Jakarta, mediaperkebunan.id – Pertemuan antara Himpunan Industri Pengolahan Kelapa Indonesia (HIPKI) dan Menteri Perindustrian (Menperin), Agus Gumiwang Kartasasmita beberapa waktu yang lalu akhirnya mengungkap beberapa penyebab mahal dan langkanya stok kelapa bulat di dalam negeri.
Saat ini, kata Menperin seperti dikutip Mediaperkebunan.id dari laman resmi Kementerian Perindustrian (Kemenperin), Sabtu (3/5/2015), kelapa Indonesia lebih cenderung diekspor dalam bentuk kelapa bulat karena belum ada regulasi tata niaganya.
“Eksportir tidak dipungut pajak, sedangkan industri dalam negeri saat membeli kelapa dari petani justru dikenakan pajak PPh pasal 22,” ungkap politisi dari Partai Golongan Karya (Golkar) ini.
Situasi ini, sambung putra dari Ginanjar Kartasasmita, menteri di era Orde Baru, itu membuat kondisi lapangan atau playing field antara eksportir dengan industri kelapa dalam negeri menjadi tidak sama.
“Kebutuhan konsumsi, utamanya untuk rumah tangga dan industri kecil dan menengah (IKM) adalah sekitar dua miliar butir kelapa per tahun,” tutur Agus Gumiwang Kartasasmita lebih lanjut. Karena, kata dia, sekarang penyebab nya kelapa banyak diekspor ke negara lain dan akhirnya terjadi kekurangan suplai kelapa di pasar-pasar tradisional di berbagai daerah di Indonesia.
“Sehingga situasi ini membuat kenaikan harga kelapa dan konsumen rumah tangga menjadi korban atas kenaikan harga tersebut,” beber Menperin Agus Gumiwang Kartasasmita.
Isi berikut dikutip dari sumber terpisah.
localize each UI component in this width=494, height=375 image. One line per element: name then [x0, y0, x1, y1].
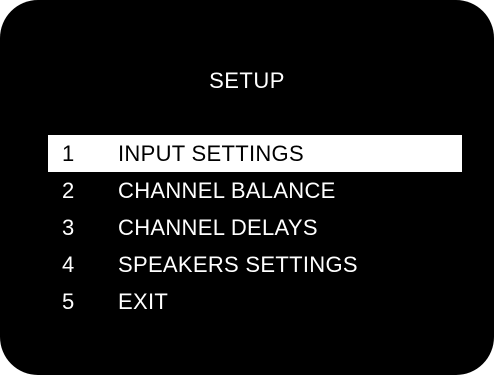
- menu-item-number: 4: [62, 251, 75, 277]
- menu-item-label: SPEAKERS SETTINGS: [118, 251, 358, 277]
- menu-item-number: 3: [62, 214, 75, 240]
- menu-item-number: 5: [62, 288, 75, 314]
- menu-item-label: INPUT SETTINGS: [118, 140, 304, 166]
- menu-item-label: CHANNEL DELAYS: [118, 214, 318, 240]
- setup-menu: 1 INPUT SETTINGS 2 CHANNEL BALANCE 3 CHA…: [48, 135, 462, 320]
- menu-item-exit[interactable]: 5 EXIT: [48, 283, 462, 320]
- menu-item-number: 2: [62, 177, 75, 203]
- setup-screen: SETUP 1 INPUT SETTINGS 2 CHANNEL BALANCE…: [0, 0, 494, 375]
- menu-title: SETUP: [209, 68, 285, 93]
- menu-item-number: 1: [62, 140, 75, 166]
- menu-item-channel-balance[interactable]: 2 CHANNEL BALANCE: [48, 172, 462, 209]
- menu-item-input-settings[interactable]: 1 INPUT SETTINGS: [48, 135, 462, 172]
- menu-item-speakers-settings[interactable]: 4 SPEAKERS SETTINGS: [48, 246, 462, 283]
- menu-item-channel-delays[interactable]: 3 CHANNEL DELAYS: [48, 209, 462, 246]
- menu-item-label: EXIT: [118, 288, 169, 314]
- menu-item-label: CHANNEL BALANCE: [118, 177, 336, 203]
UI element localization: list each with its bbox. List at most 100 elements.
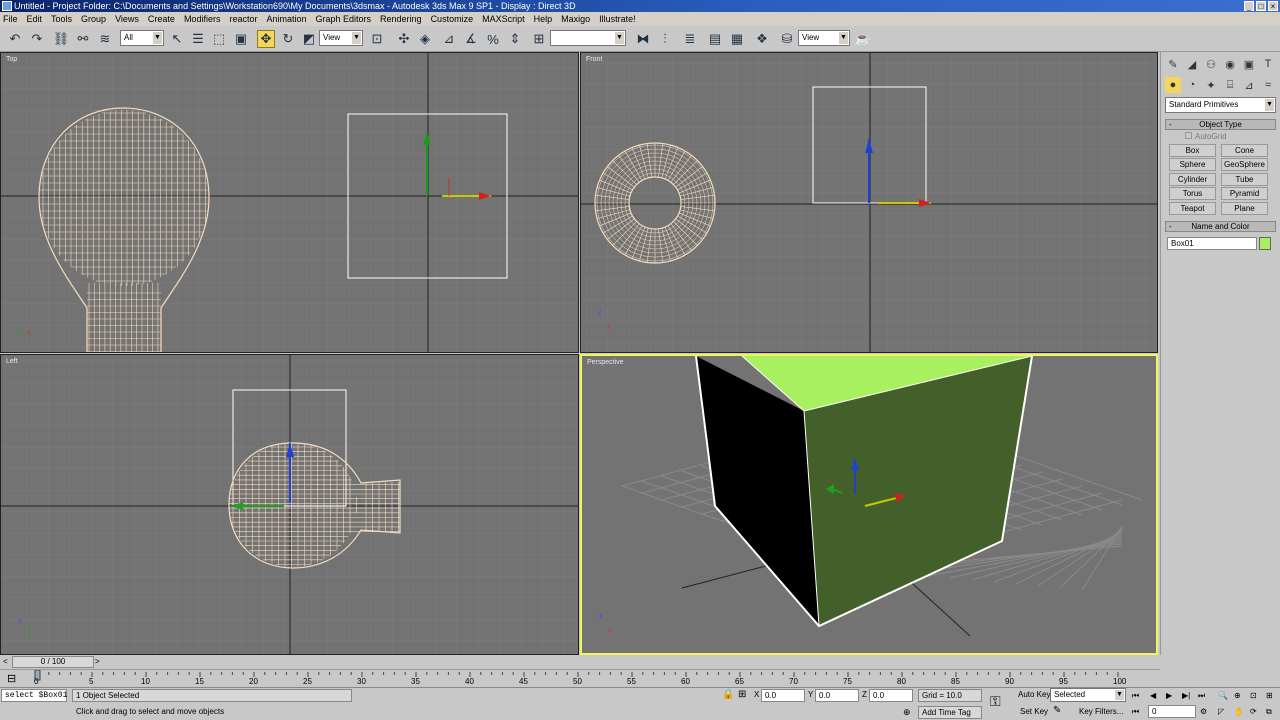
maxscript-mini-listener[interactable]: select $Box01 [1, 689, 67, 702]
zoom-extents-all-icon[interactable]: ⊞ [1266, 690, 1273, 702]
menu-maxigo[interactable]: Maxigo [561, 14, 590, 24]
viewport-top[interactable]: Top y x [0, 52, 579, 353]
zoom-extents-icon[interactable]: ⊡ [1250, 690, 1257, 702]
absolute-offset-toggle-icon[interactable]: ⊞ [738, 689, 746, 701]
time-slider-thumb[interactable]: 0 / 100 [12, 656, 94, 668]
x-coordinate-field[interactable]: 0.0 [761, 689, 805, 702]
align-icon[interactable]: ⫶ [656, 30, 674, 48]
key-mode-toggle-icon[interactable]: ⏮ [1132, 706, 1139, 718]
autogrid-option[interactable]: AutoGrid [1185, 132, 1227, 141]
pyramid-button[interactable]: Pyramid [1221, 187, 1268, 200]
key-filter-pencil-icon[interactable]: ✎ [1053, 705, 1061, 717]
named-selection-sets-dropdown[interactable]: ▼ [550, 30, 626, 46]
menu-edit[interactable]: Edit [27, 14, 43, 24]
render-type-dropdown[interactable]: View ▼ [798, 30, 850, 46]
edit-named-selection-icon[interactable]: ⊞ [530, 30, 548, 48]
close-button[interactable]: × [1268, 1, 1278, 11]
viewport-label-top[interactable]: Top [6, 56, 17, 63]
unlink-selection-icon[interactable]: ⚯ [74, 30, 92, 48]
object-name-field[interactable]: Box01 [1167, 237, 1257, 250]
key-mode-dropdown[interactable]: Selected ▼ [1050, 688, 1126, 702]
y-coordinate-field[interactable]: 0.0 [815, 689, 859, 702]
geosphere-button[interactable]: GeoSphere [1221, 158, 1268, 171]
keyboard-shortcut-override-icon[interactable]: ◈ [416, 30, 434, 48]
viewport-left[interactable]: Left z y [0, 354, 579, 655]
maximize-viewport-icon[interactable]: ⧉ [1266, 706, 1272, 718]
minimize-button[interactable]: _ [1244, 1, 1254, 11]
menu-graph-editors[interactable]: Graph Editors [316, 14, 372, 24]
bind-to-space-warp-icon[interactable]: ≋ [96, 30, 114, 48]
object-color-swatch[interactable] [1259, 237, 1271, 250]
previous-frame-icon[interactable]: ◀ [1150, 690, 1156, 702]
cone-button[interactable]: Cone [1221, 144, 1268, 157]
select-by-name-icon[interactable]: ☰ [189, 30, 207, 48]
select-and-rotate-icon[interactable]: ↻ [279, 30, 297, 48]
set-key-button[interactable]: Set Key [1020, 706, 1048, 718]
field-of-view-icon[interactable]: ◸ [1218, 706, 1224, 718]
utilities-tab-icon[interactable]: T [1260, 56, 1276, 72]
go-to-start-icon[interactable]: ⏮ [1132, 690, 1139, 702]
helpers-icon[interactable]: ⊿ [1241, 77, 1257, 93]
schematic-view-icon[interactable]: ▦ [728, 30, 746, 48]
time-configuration-icon[interactable]: ⚙ [1200, 706, 1207, 718]
menu-views[interactable]: Views [115, 14, 139, 24]
modify-tab-icon[interactable]: ◢ [1184, 56, 1200, 72]
lights-icon[interactable]: ✦ [1203, 77, 1219, 93]
menu-customize[interactable]: Customize [431, 14, 474, 24]
menu-help[interactable]: Help [534, 14, 553, 24]
object-type-rollout-header[interactable]: - Object Type [1165, 119, 1276, 130]
select-manipulate-icon[interactable]: ✣ [395, 30, 413, 48]
menu-illustrate[interactable]: Illustrate! [599, 14, 636, 24]
menu-group[interactable]: Group [81, 14, 106, 24]
rectangular-selection-icon[interactable]: ⬚ [210, 30, 228, 48]
spinner-snap-icon[interactable]: ⇕ [506, 30, 524, 48]
snaps-toggle-icon[interactable]: ⊿ [440, 30, 458, 48]
pivot-point-center-icon[interactable]: ⊡ [368, 30, 386, 48]
teapot-button[interactable]: Teapot [1169, 202, 1216, 215]
arc-rotate-icon[interactable]: ⟳ [1250, 706, 1257, 718]
layer-manager-icon[interactable]: ≣ [681, 30, 699, 48]
motion-tab-icon[interactable]: ◉ [1222, 56, 1238, 72]
select-and-scale-icon[interactable]: ◩ [300, 30, 318, 48]
play-icon[interactable]: ▶ [1166, 690, 1172, 702]
zoom-all-icon[interactable]: ⊕ [1234, 690, 1241, 702]
mirror-icon[interactable]: ⧓ [634, 30, 652, 48]
viewport-label-front[interactable]: Front [586, 56, 602, 63]
menu-modifiers[interactable]: Modifiers [184, 14, 221, 24]
name-and-color-rollout-header[interactable]: - Name and Color [1165, 221, 1276, 232]
tube-button[interactable]: Tube [1221, 173, 1268, 186]
space-warps-icon[interactable]: ≈ [1260, 77, 1276, 93]
time-slider-next-icon[interactable]: > [95, 657, 100, 666]
auto-key-button[interactable]: Auto Key [1018, 689, 1050, 701]
time-slider[interactable]: < 0 / 100 > [0, 655, 1160, 669]
key-filters-button[interactable]: Key Filters... [1079, 706, 1123, 718]
maximize-button[interactable]: □ [1256, 1, 1266, 11]
pan-view-icon[interactable]: ✋ [1234, 706, 1244, 718]
set-key-icon[interactable]: ⚿ [990, 694, 1001, 708]
next-frame-icon[interactable]: ▶| [1182, 690, 1190, 702]
geometry-icon[interactable]: ● [1165, 77, 1181, 93]
box-button[interactable]: Box [1169, 144, 1216, 157]
select-object-icon[interactable]: ↖ [168, 30, 186, 48]
create-tab-icon[interactable]: ✎ [1165, 56, 1181, 72]
reference-coordinate-dropdown[interactable]: View ▼ [319, 30, 363, 46]
percent-snap-icon[interactable]: % [484, 30, 502, 48]
viewport-front[interactable]: Front z x [580, 52, 1158, 353]
undo-icon[interactable]: ↶ [6, 30, 24, 48]
current-frame-field[interactable]: 0 [1148, 705, 1196, 718]
viewport-label-perspective[interactable]: Perspective [587, 359, 624, 366]
hierarchy-tab-icon[interactable]: ⚇ [1203, 56, 1219, 72]
menu-create[interactable]: Create [148, 14, 175, 24]
cylinder-button[interactable]: Cylinder [1169, 173, 1216, 186]
viewport-label-left[interactable]: Left [6, 358, 18, 365]
time-slider-prev-icon[interactable]: < [3, 657, 8, 666]
quick-render-icon[interactable]: ☕ [854, 30, 872, 48]
menu-maxscript[interactable]: MAXScript [482, 14, 525, 24]
render-setup-icon[interactable]: ⛁ [778, 30, 796, 48]
plane-button[interactable]: Plane [1221, 202, 1268, 215]
menu-file[interactable]: File [3, 14, 18, 24]
menu-animation[interactable]: Animation [266, 14, 306, 24]
autogrid-checkbox[interactable] [1185, 132, 1192, 139]
select-and-move-icon[interactable]: ✥ [257, 30, 275, 48]
display-tab-icon[interactable]: ▣ [1241, 56, 1257, 72]
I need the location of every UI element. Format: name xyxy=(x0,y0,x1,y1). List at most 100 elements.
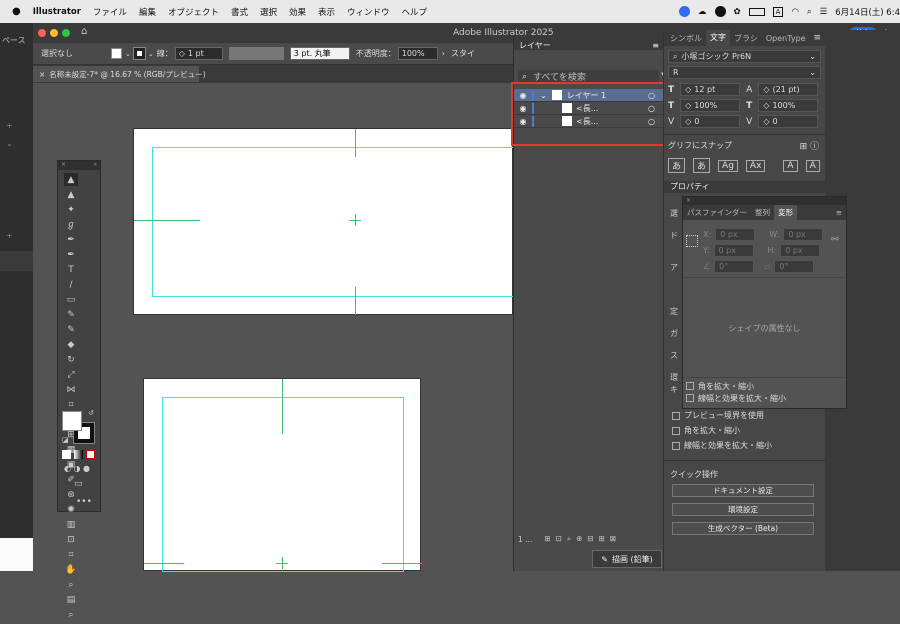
document-setup-button[interactable]: ドキュメント設定 xyxy=(672,484,814,497)
rectangle-tool-icon[interactable]: ▭ xyxy=(64,293,78,306)
print-tiling-tool-icon[interactable]: ▤ xyxy=(64,593,78,606)
kerning-field[interactable]: ◇ 0 xyxy=(680,115,741,128)
menu-help[interactable]: ヘルプ xyxy=(402,6,428,18)
type-tool-icon[interactable]: T xyxy=(64,263,78,276)
menu-object[interactable]: オブジェクト xyxy=(168,6,219,18)
shaper-tool-icon[interactable]: ✎ xyxy=(64,323,78,336)
wifi-icon[interactable]: ◠ xyxy=(791,7,798,17)
snap-proximity-icon[interactable]: Ax xyxy=(745,159,766,172)
curvature-tool-icon[interactable]: ✒ xyxy=(64,248,78,261)
app-menu[interactable]: Illustrator xyxy=(33,7,81,17)
close-window-button[interactable] xyxy=(38,29,46,37)
variable-width-profile[interactable] xyxy=(228,47,284,60)
snap-xheight-icon[interactable]: あ xyxy=(693,158,711,173)
snap-baseline-icon[interactable]: あ xyxy=(668,158,686,173)
font-size-field[interactable]: ◇ 12 pt xyxy=(680,83,741,96)
control-center-icon[interactable]: ☰ xyxy=(820,7,828,17)
screen-mode-icon[interactable]: ▭ xyxy=(74,479,83,489)
rotate-tool-icon[interactable]: ↻ xyxy=(64,353,78,366)
snap-anchor-icon[interactable]: A xyxy=(805,159,820,172)
more-tools-icon[interactable]: ••• xyxy=(76,497,92,507)
minimize-window-button[interactable] xyxy=(50,29,58,37)
artboard-2[interactable] xyxy=(143,378,422,572)
stroke-dropdown-icon[interactable]: ⌄ xyxy=(148,50,154,58)
gradient-icon[interactable] xyxy=(74,450,83,459)
snap-glyph-bounds-icon[interactable]: Ag xyxy=(718,159,738,172)
y-field[interactable]: 0 px xyxy=(713,244,754,257)
leading-field[interactable]: ◇ (21 pt) xyxy=(758,83,819,96)
footer-icons[interactable]: ⊞⊡⌕⊕⊟⊞⊠ xyxy=(544,534,621,544)
generative-vector-button[interactable]: 生成ベクター (Beta) xyxy=(672,522,814,535)
shear-field[interactable]: 0° xyxy=(774,260,815,273)
font-family-dropdown[interactable]: ⌕ 小塚ゴシック Pr6N ⌄ xyxy=(668,50,821,63)
line-segment-tool-icon[interactable]: / xyxy=(64,278,78,291)
line-icon[interactable] xyxy=(714,6,726,17)
clock[interactable]: 6月14日(土) 6:4 xyxy=(835,6,900,18)
opacity-label[interactable]: 不透明度： xyxy=(356,48,396,59)
panel-menu-icon[interactable]: ≡ xyxy=(652,41,659,50)
tab-symbol[interactable]: シンボル xyxy=(666,33,706,44)
tab-character[interactable]: 文字 xyxy=(706,30,730,46)
reference-point-icon[interactable] xyxy=(686,235,698,247)
plus-icon[interactable]: + xyxy=(6,121,13,130)
width-tool-icon[interactable]: ⋈ xyxy=(64,383,78,396)
selection-tool-icon[interactable]: ▲ xyxy=(64,173,78,186)
scale-tool-icon[interactable]: ⤢ xyxy=(64,368,78,381)
document-tab[interactable]: × 名称未設定-7* @ 16.67 % (RGB/プレビュー) xyxy=(33,66,206,82)
opacity-arrow-icon[interactable]: › xyxy=(442,49,445,58)
fill-swatch[interactable] xyxy=(111,48,122,59)
panel-menu-icon[interactable]: ≡ xyxy=(836,208,842,217)
h-field[interactable]: 0 px xyxy=(780,244,821,257)
fill-color-swatch[interactable] xyxy=(62,411,82,431)
artboard-1[interactable] xyxy=(133,128,514,315)
default-colors-icon[interactable]: ◪ xyxy=(62,436,69,444)
tab-transform[interactable]: 変形 xyxy=(774,205,797,220)
constrain-link-icon[interactable]: ⚯ xyxy=(831,235,839,245)
pinwheel-icon[interactable]: ✿ xyxy=(734,7,741,17)
menu-window[interactable]: ウィンドウ xyxy=(347,6,390,18)
snap-options-icon[interactable]: ⊞ ⓘ xyxy=(800,139,819,152)
home-icon[interactable]: ⌂ xyxy=(81,26,87,37)
scale-corners-checkbox[interactable]: 角を拡大・縮小 xyxy=(686,380,786,392)
horizontal-scale-field[interactable]: ◇ 100% xyxy=(758,99,819,112)
use-preview-bounds-checkbox[interactable]: プレビュー境界を使用 xyxy=(672,408,772,423)
direct-selection-tool-icon[interactable]: ▲ xyxy=(64,188,78,201)
menu-file[interactable]: ファイル xyxy=(93,6,127,18)
draw-mode-button[interactable]: ✎ 描画 (鉛筆) xyxy=(592,550,662,568)
preferences-button[interactable]: 環境設定 xyxy=(672,503,814,516)
zoom-tool-icon[interactable]: ⌕ xyxy=(64,578,78,591)
swap-fill-stroke-icon[interactable]: ↺ xyxy=(88,409,94,417)
stroke-weight-field[interactable]: ◇ 1 pt xyxy=(174,47,223,60)
x-field[interactable]: 0 px xyxy=(715,228,756,241)
tab-opentype[interactable]: OpenType xyxy=(762,34,810,43)
paintbrush-tool-icon[interactable]: ✎ xyxy=(64,308,78,321)
battery-icon[interactable] xyxy=(748,7,765,16)
fill-dropdown-icon[interactable]: ⌄ xyxy=(125,50,131,58)
slice-tool-icon[interactable]: ⌗ xyxy=(64,548,78,561)
menu-effect[interactable]: 効果 xyxy=(289,6,306,18)
transform-panel-header[interactable]: × xyxy=(683,197,846,205)
menu-type[interactable]: 書式 xyxy=(231,6,248,18)
draw-mode-icon[interactable]: ◐ ◑ ● xyxy=(64,464,90,473)
tab-brush[interactable]: ブラシ xyxy=(730,33,762,44)
cloud-icon[interactable]: ☁ xyxy=(698,7,707,17)
magic-wand-tool-icon[interactable]: ✦ xyxy=(64,203,78,216)
snap-angular-icon[interactable]: A xyxy=(783,159,798,172)
eraser-tool-icon[interactable]: ◆ xyxy=(64,338,78,351)
opacity-field[interactable]: 100% xyxy=(397,47,438,60)
column-graph-tool-icon[interactable]: ▥ xyxy=(64,518,78,531)
tab-pathfinder[interactable]: パスファインダー xyxy=(683,207,751,218)
color-icon[interactable] xyxy=(62,450,71,459)
none-icon[interactable] xyxy=(86,450,95,459)
lasso-tool-icon[interactable]: ℊ xyxy=(64,218,78,231)
properties-tab[interactable]: プロパティ xyxy=(670,182,710,191)
tracking-field[interactable]: ◇ 0 xyxy=(758,115,819,128)
zoom-tool-icon-2[interactable]: ⌕ xyxy=(64,608,78,621)
brush-field[interactable]: 3 pt. 丸筆 xyxy=(289,47,350,60)
angle-field[interactable]: 0° xyxy=(714,260,755,273)
font-style-dropdown[interactable]: R ⌄ xyxy=(668,66,821,79)
layers-tab[interactable]: レイヤー xyxy=(519,40,551,51)
input-source-icon[interactable]: A xyxy=(772,6,784,17)
stroke-swatch[interactable] xyxy=(132,47,146,60)
tools-panel-header[interactable]: × « xyxy=(58,161,100,170)
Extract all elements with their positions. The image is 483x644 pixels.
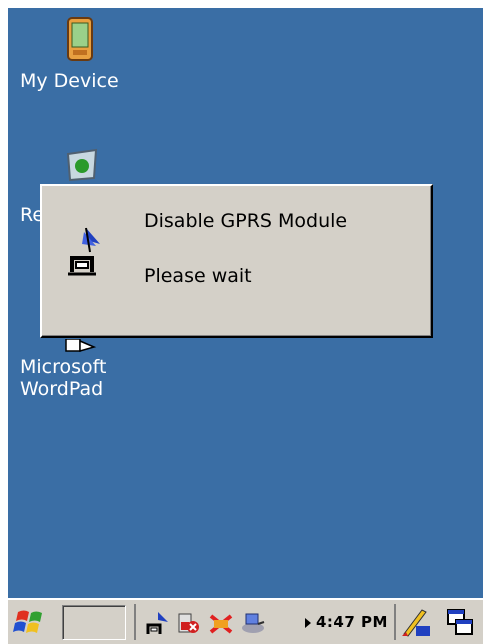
dialog-message: Disable GPRS Module [144,210,348,232]
gprs-antenna-icon[interactable] [144,610,170,636]
dialog-status: Please wait [144,265,252,287]
input-panel-icon [402,609,430,637]
taskbar: 4:47 PM [8,598,483,644]
battery-error-icon[interactable] [176,610,202,636]
device-screen: My Device Re Microsoft WordPad Disable G… [8,8,483,644]
tray-expand-arrow-icon[interactable] [304,617,312,629]
desktop-icon-my-device[interactable]: My Device [20,16,119,92]
gprs-status-dialog: Disable GPRS Module Please wait [40,184,433,338]
window-switch-button[interactable] [444,606,476,638]
network-connection-icon[interactable] [240,610,266,636]
input-panel-button[interactable] [394,604,434,640]
task-button-slot[interactable] [62,605,126,640]
desktop-icon-label: Microsoft WordPad [20,356,107,400]
gprs-antenna-icon [64,222,104,278]
desktop: My Device Re Microsoft WordPad Disable G… [8,8,483,598]
clock[interactable]: 4:47 PM [316,613,388,631]
system-tray: 4:47 PM [134,604,388,640]
windows-start-icon [13,610,42,633]
desktop-icon-label: My Device [20,70,119,92]
start-button[interactable] [12,606,48,638]
network-disabled-icon[interactable] [208,610,234,636]
desktop-icon-wordpad[interactable]: Microsoft WordPad [20,338,106,400]
wordpad-icon [60,338,100,352]
window-switch-icon [447,609,473,635]
pda-device-icon [60,16,100,64]
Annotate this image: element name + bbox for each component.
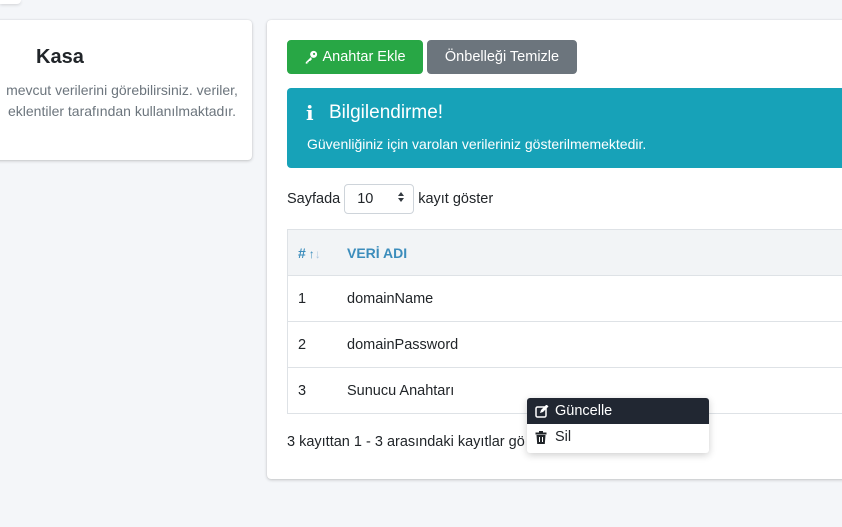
context-menu: Güncelle Sil (527, 398, 709, 453)
row-id: 1 (287, 275, 337, 322)
column-header-id[interactable]: # ↑↓ (287, 229, 337, 276)
data-table: # ↑↓ VERİ ADI 1 domainName 2 domainPasswo… (287, 229, 842, 414)
add-key-label: Anahtar Ekle (322, 49, 406, 65)
context-menu-update[interactable]: Güncelle (527, 398, 709, 424)
add-key-button[interactable]: Anahtar Ekle (287, 40, 423, 74)
alert-title: Bilgilendirme! (329, 102, 444, 123)
vault-info-card: Kasa mevcut verilerini görebilirsiniz. v… (0, 20, 252, 160)
card-description: mevcut verilerini görebilirsiniz. verile… (6, 82, 238, 119)
row-name: domainPassword (337, 321, 842, 368)
info-icon: i (306, 101, 314, 125)
table-row[interactable]: 2 domainPassword (287, 321, 842, 368)
column-header-name[interactable]: VERİ ADI (337, 229, 842, 276)
table-header-row: # ↑↓ VERİ ADI (287, 229, 842, 276)
sort-icon: ↑↓ (308, 246, 321, 261)
alert-text: Güvenliğiniz için varolan verileriniz gö… (307, 136, 647, 152)
clear-cache-button[interactable]: Önbelleği Temizle (427, 40, 577, 74)
clear-cache-label: Önbelleği Temizle (444, 49, 560, 65)
top-stub (0, 0, 21, 4)
edit-icon (535, 404, 549, 418)
table-row[interactable]: 1 domainName (287, 275, 842, 322)
length-suffix: kayıt göster (418, 191, 494, 207)
select-arrows-icon (397, 191, 405, 207)
context-menu-update-label: Güncelle (555, 403, 613, 419)
context-menu-delete[interactable]: Sil (527, 424, 709, 450)
page-length-value: 10 (357, 191, 374, 207)
length-menu: Sayfada 10 kayıt göster (287, 184, 493, 214)
context-menu-delete-label: Sil (555, 429, 572, 445)
info-alert: i Bilgilendirme! Güvenliğiniz için varol… (287, 88, 842, 168)
table-info: 3 kayıttan 1 - 3 arasındaki kayıtlar gö (287, 434, 525, 450)
row-name: domainName (337, 275, 842, 322)
card-title: Kasa (36, 46, 84, 68)
row-id: 3 (287, 367, 337, 414)
page-length-select[interactable]: 10 (344, 184, 415, 214)
length-prefix: Sayfada (287, 191, 341, 207)
row-id: 2 (287, 321, 337, 368)
trash-icon (535, 430, 549, 444)
key-icon (304, 50, 318, 64)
Dia juga mengatakan bahwa ekspor dalam bentuk kelapa bulat dari Indonesia ke negara lain dikhawatirkan menggeser pasar produk hilir kelapa Indonesia yang selama ini kuat di pasar global.
Kata Agus Gumiwang Kartasasmita, kalau hal itu terjadi maka produk hilir kelapa dari negara kompetitor yang bahan bakunya dari Indonesia justru akan mengisi pasar global. Produk-produk yang dimaksud, ungkap Menperin Agus Gumiwang Kartasasmita, antara lain adalah minyak kelapa, desiccated coconut, nata de coco, konsentrat air kelapa, arang aktif, dan briket.
Dia menjelaskan, pangsa pasar ekspor produk kelapa pada tahun 2024 adalah sebesar USD 2 miliar, dan 85 persen di antaranya merupakan produk olahan kelapa. Apabila kondisi kelangkaan bahan baku yang melanda industri pengolahan kelapa terus berlanjut, Agus Gumiwang Kartasasmita cemas negara dapat berpotensi kehilangan devisa hasil ekspor industri pengolahan kelapa dan dikhawatirkan akan berdampak kepada sekitar 21 ribu pekerjanya.
Menperin terus berkoordinasi secara intensif bersama dengan pelaku usaha dan asosiasi kelapa untuk mencari solusi terkait supply and demand kelapa bulat dengan tetap mengedepankan kesejahteraan petani.